Shadow Of War Still Looms

Six decades after Nazi troops invaded Poland to start World War II, the presidents of Germany and Poland shook hands at their border Wednesday and jointly commemorated the conflict to promote reconciliation.

Johannes Rau of Germany and his Polish counterpart, Aleksander Kwasniewski, met on a flower-bedecked bridge over the Oder River separating their nations.

"The century that is ending now was a century of war," Rau said later at a ceremony in this Baltic port where the first shots of the war were fired. "Let us work together from this day forward so that at the end of the next century, Poles, Germans and all Europeans can say: The 21st century was a century of peace."

A few hundred war veterans took part in the ceremony beneath a towering concrete monument at Westerplatte, the site of a depot attacked by the German armored ship Schlezwig-Holstein before dawn on Sept. 1, 1939, to signal the start of the Nazi invasion.

Fighting eventually spread through 61 countries on four continents, killing 50 million people and forever changing the world order.

With flags fluttering under clear skies, Kwasniewski and Rau each pledged cooperation and friendship. Most of the veterans and several hundred other spectators supported the calls for reconciliation between neighbors still dealing with lingering problems and animosity from the war.

"I'm so happy to live to this moment that this terrible hatred between our nations is over," said Zofia Gawlicz, 84, who served as a nurse and messenger in the Polish underground.

But one man, a veteran of the Westerplatte battle wearing his Polish military uniform, opposed reconciliation with Germany.

"I will never shake hands with Germans," insisted Wiktor Bialous, 84.

Kwasniewski, a former communist, noted Gdansk was where the war began, but also where the Solidarity movement that toppled communism in Poland was founded. He added that Poland's defeat of communism helped spur the subsequent reunification of Germany, a point echoed by Rau.

"We meet in an entirely different country, a different world, and those who used to be our enemies we consider good neighbors and close partners," Kwasniewski said. "For the first time in our history we have been allies, and I'm proud that I can say more we are friends."

Poland was one of the war's biggest casualties, losing its independence, 6 million of its people and 40 percent of its national wealth. Decades of communist rule established by the Yalta agreement followed the fighting.

Now Poles have democracy 10 years after toppling communism. The reunified Germany has been Poland's strongest foreign investor and was a key supporter for its membership to NATO in March. It also has supported Poland's bid to join the European Union.

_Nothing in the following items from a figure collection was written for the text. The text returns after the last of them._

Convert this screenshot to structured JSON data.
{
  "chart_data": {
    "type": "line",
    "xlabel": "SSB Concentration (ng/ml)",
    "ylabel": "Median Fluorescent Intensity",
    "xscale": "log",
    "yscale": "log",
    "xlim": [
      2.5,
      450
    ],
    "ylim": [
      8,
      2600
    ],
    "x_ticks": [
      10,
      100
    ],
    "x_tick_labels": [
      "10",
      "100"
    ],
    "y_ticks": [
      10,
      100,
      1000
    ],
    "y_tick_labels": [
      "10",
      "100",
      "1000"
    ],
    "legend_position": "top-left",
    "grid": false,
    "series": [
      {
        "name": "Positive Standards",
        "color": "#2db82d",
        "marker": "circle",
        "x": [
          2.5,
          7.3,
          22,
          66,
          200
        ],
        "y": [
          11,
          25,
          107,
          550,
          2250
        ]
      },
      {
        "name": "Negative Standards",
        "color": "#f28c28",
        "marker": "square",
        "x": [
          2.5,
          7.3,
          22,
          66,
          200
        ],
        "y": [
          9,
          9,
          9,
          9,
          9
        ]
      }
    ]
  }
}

The reconciliation between the nations began with former West German Chancellor Willy Brandt, who knelt in penance at the memrial for victims of the Warsaw Ghetto uprising during a 1970 visit. Brandt also signed a treaty with Poland renouncing claims to 40,000 square miles of former German territory incorporated into Poland at the end of the war.

Still, some sticky issues from the war remain unresolved, such as compensation for Poles and other people forced into slave labor by the Nazis, recovering art work stolen from Poland, and property claims by Germans kicked out of territory given to Poland after the war.

"I hope that next year, the year 2000, will close all this stocktaking," Kwasniewski said. "[Reconciliation] takes place in the head, in the heart and in everyday activity. ... It will not be easy or fast."